La letteratura è mistero?

«È definizione. Creazione di innumerevoli elementi di connessione tra i dettagli. La letteratura inizia là dove la quotidianità diventa esistenza. Converso con una donna che ha avuto una bimba con seri handicap fin dalla nascita, tra cui il fatto che era senza dita. La bimba poi in seguito a questi handicap, è morta. E la mamma, nel parlarmene, mi dice: "Se solo avesse avuto almeno le dita". Ecco come un fatto si trasforma in letteratura. Un altro esempio: una donna che durante la guerra era autista, detestava i tedeschi ed era incapace di pietà per loro. Ricorda Stalingrado e il numero incredibile di morti tedeschi. E sottolinea questo momento: "i morti erano così tanti, che i cavalli non riuscivano ad avanzare, perché il cavallo non calpesta i cadaveri". E riflette: "Dio mio, il cavallo è più umano di quanto lo sia io". Chi sostiene che faccio del giornalismo esprime un'idea molto conservatrice di che cosa sia la mia opera. Il giornalismo ha a che fare solo con la constatazione del fatto, io faccio letteratura».

E l'Accademia di Svezia se ne è accorta.

«Le forme di letteratura cambiano. Perché il Nobel a me o a Bob Dylan? L'Accademia ha percepito l'estendersi dello spazio letterario».

Su che cosa sta lavorando adesso?

«Ho due progetti. Uno sull'amore e uno sulla vecchiaia. I cinque libri che ho scritto sinora sono dedicati all'homo sovieticus, all'uomo dell'utopia. Con questi nuovi progetti abbandono l'idea che l'uomo nasca per morire per la patria e abbraccio quella che nasca per qualche altro scopo».

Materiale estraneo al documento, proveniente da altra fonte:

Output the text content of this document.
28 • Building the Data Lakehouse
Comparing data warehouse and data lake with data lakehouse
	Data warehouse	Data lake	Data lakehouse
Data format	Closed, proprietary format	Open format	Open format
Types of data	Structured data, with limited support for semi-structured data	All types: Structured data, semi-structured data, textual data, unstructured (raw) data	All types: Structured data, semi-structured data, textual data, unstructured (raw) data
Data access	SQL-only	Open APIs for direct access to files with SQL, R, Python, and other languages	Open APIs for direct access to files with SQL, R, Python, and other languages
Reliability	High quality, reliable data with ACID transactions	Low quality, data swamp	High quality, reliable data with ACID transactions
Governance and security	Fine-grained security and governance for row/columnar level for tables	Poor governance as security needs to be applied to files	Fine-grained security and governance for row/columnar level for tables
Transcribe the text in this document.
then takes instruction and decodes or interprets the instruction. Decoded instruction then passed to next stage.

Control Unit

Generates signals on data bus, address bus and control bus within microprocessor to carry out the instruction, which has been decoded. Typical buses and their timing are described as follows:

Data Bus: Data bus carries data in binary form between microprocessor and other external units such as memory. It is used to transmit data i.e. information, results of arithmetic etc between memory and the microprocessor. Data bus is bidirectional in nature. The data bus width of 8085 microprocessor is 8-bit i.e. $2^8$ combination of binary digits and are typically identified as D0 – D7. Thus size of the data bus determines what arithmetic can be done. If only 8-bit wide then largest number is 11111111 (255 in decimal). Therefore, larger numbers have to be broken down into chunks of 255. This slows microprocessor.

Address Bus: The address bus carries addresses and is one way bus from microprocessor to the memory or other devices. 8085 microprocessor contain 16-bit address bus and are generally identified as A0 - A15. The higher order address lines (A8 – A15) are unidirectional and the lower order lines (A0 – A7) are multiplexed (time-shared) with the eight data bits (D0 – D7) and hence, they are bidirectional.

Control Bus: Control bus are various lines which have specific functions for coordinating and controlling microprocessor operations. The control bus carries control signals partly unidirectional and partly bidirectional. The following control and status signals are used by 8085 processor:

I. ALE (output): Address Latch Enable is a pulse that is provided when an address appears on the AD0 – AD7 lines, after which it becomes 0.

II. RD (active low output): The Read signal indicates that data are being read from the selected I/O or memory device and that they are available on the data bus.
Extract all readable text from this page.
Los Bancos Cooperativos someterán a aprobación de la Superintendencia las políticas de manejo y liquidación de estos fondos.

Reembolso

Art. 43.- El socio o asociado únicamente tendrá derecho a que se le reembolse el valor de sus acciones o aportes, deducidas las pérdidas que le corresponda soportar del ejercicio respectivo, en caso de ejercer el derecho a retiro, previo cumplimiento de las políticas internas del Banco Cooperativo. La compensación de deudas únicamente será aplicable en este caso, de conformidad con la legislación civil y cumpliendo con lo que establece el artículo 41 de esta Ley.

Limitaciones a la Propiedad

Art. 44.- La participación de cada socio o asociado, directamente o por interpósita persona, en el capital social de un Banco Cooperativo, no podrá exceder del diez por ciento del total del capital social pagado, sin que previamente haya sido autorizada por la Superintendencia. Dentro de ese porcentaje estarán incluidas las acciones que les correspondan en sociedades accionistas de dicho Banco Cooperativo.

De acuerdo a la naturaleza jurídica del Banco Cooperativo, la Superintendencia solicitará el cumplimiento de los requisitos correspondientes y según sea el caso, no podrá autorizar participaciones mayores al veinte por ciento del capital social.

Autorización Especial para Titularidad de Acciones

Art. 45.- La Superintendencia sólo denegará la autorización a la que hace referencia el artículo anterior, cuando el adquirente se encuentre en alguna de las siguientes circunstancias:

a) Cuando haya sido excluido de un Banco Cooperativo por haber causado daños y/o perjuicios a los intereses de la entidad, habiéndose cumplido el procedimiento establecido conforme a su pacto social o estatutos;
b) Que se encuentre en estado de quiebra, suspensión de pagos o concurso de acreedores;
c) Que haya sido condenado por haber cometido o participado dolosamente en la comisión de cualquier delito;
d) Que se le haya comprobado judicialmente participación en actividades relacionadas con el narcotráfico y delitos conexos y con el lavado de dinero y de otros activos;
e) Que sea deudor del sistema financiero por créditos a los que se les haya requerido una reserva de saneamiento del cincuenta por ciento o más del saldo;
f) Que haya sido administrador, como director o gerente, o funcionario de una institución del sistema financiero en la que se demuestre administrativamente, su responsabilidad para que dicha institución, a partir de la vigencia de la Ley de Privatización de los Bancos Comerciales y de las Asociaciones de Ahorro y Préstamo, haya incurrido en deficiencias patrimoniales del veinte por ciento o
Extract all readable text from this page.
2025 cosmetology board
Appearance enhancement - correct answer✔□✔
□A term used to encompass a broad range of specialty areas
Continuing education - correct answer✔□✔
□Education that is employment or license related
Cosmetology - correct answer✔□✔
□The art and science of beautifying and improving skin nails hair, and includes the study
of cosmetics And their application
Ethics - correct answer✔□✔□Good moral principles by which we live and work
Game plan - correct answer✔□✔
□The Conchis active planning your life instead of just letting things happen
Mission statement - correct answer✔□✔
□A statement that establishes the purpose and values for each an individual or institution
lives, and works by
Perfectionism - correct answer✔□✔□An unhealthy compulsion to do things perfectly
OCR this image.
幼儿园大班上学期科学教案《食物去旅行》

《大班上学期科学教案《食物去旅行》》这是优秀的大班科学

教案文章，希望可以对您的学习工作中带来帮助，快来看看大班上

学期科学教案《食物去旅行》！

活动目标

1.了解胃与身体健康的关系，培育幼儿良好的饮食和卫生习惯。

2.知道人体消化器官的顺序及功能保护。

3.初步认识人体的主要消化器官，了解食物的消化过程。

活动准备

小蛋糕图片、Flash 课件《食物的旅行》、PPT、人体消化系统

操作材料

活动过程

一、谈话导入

Un libro sull'amore: un vasto programma.

«Non è un semplice racconto di storie d'amore, ma il tentativo di capire perché viviamo. Dentro ci saranno uomini e donne o maschi e maschi o donne e donne o transgender. Il progetto sulla vecchiaia è anche più interessante: uno sguardo sulla vita, ma partendo dalla fine. L'uomo che è un passo dallo scomparire nel buio, come percepisce la morte, come si accomiata dalla vita?».

Come si sviluppa un progetto per un libro?

«È come m una sinfonia: prima viene l'idea, poi le linee principali, poi, dopo magari cinque o sei anni, mi rendo conto di che libro sarà. Devo essere un po' "presa", innamorata delle persone che incontro. Perché mi piacciono molto. O perché mi fanno rivoltare lo stomaco. Se la persona ti suscita repulsione sei più attento: c'è una zona oscura nell'arte dove, se l'uomo è interessante, poco importa che sia vittima o carnefice».

Come crea un rapporto di fiducia con gli intervistati?

«Anche tu devi essere interessante per loro, perché ogni persona ha segreti che ha bisogno di raccontare. Devo creare una conversazione tra due esseri umani che vivono lo stesso tempo».

Le sue fonti di ispirazione?

«Le stesse di tutti: la vita, i figli, l'amore. E la consapevolezza che questa è la tua professione e vuoi farla in modo onesto. Ho incontrato oncologi pediatrici e ho chiesto loro come possono ogni giorno avere a che fare con una materia così tremenda. Mi hanno risposto che dopo un po' è come se la loro anima fosse non dico impietrita, ma indifferente. Questo è ciò di cui ho più paura: diventare insensibile. Nel mio lavoro è molto pericoloso. È importante che lo spirito non si stanchi».